Wichtig: In den Hörbeispielen werden die Tonabnehmer-Kombinationen wie folgt angegeben:
1 – Steg-Pickup
2 – beide Pickups
3 – Hals-Pickup
Der Hals fühlt sich in der Tat ganz schön mächtig an, wenn man diese Dimensionen nicht gewohnt ist und primär seine Zeit mit „normalen“ Gitarren verbringt. Aber durch das schlankere Shaping wird der Unterschied abgemildert, auch wenn man nicht mit großen Händen und langen Fingern gesegnet ist.

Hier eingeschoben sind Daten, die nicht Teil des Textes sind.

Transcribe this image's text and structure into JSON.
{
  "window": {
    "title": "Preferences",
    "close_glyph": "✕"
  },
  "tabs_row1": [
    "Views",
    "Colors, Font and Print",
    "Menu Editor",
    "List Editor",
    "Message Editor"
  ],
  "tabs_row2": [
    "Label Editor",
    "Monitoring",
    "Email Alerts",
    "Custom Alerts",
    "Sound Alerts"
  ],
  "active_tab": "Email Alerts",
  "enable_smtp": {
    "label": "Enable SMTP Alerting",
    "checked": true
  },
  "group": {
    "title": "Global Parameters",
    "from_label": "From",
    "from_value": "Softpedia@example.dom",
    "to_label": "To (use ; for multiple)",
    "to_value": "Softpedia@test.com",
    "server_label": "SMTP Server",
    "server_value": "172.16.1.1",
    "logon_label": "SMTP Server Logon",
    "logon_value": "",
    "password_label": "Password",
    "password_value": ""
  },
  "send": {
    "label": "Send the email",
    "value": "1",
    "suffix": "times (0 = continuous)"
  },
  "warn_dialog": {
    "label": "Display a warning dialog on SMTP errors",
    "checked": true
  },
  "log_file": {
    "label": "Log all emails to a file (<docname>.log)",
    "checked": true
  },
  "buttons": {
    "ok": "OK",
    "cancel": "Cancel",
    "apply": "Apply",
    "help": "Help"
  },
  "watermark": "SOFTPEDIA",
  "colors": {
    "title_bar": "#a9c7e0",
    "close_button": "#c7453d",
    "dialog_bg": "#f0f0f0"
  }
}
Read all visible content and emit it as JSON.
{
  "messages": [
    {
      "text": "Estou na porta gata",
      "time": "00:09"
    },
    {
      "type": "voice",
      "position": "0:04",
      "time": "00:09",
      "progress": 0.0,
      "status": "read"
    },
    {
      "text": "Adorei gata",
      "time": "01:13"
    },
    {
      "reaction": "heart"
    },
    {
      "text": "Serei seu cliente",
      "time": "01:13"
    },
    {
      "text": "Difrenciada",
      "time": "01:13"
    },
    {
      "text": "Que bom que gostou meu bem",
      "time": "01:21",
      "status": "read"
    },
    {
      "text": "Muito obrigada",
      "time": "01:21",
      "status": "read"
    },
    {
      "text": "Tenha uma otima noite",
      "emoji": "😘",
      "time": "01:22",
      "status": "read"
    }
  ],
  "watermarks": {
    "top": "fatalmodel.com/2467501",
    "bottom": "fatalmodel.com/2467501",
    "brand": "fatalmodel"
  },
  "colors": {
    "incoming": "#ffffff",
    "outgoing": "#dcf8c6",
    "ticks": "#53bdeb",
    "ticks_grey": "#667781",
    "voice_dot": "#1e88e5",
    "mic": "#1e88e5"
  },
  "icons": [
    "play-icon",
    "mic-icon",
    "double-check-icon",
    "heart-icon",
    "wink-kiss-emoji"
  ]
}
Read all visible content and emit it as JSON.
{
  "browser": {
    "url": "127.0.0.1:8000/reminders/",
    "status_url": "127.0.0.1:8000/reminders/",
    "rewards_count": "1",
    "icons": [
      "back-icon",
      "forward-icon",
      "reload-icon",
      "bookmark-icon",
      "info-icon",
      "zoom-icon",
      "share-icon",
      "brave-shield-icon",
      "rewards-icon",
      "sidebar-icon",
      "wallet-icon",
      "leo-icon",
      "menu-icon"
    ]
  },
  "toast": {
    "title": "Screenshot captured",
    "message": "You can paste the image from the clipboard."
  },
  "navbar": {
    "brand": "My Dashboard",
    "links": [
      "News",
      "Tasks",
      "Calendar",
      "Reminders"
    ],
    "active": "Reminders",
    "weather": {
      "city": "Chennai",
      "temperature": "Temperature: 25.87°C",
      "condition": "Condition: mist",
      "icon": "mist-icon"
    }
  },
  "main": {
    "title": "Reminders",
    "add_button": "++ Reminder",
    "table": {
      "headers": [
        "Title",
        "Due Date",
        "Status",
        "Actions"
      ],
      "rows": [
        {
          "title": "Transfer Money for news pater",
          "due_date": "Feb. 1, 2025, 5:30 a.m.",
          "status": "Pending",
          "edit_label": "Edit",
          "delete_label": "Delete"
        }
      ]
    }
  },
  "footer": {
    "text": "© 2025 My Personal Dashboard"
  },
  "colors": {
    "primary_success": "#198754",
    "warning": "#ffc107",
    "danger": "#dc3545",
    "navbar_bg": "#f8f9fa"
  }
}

Die werkseitige Einstellung von Halskrümmung und Saitenlage ist in Ordnung, es scheppert nichts dramatisch und auch der Abstand der Saiten ist recht gleichmäßig und relativ flach. Lediglich die Bünde könnten etwas besser poliert sein, aber bei dieser Preisgestaltung legt man für den letzten Schliff auch gerne selbst Hand an. Wer längere Gigs mit dem Instrument spielen möchte, der sollte gut trainiert sein, denn die R-458 bringt satte 4,5 kg auf die Waage. Ob sie auch auch entsprechend fett klingt?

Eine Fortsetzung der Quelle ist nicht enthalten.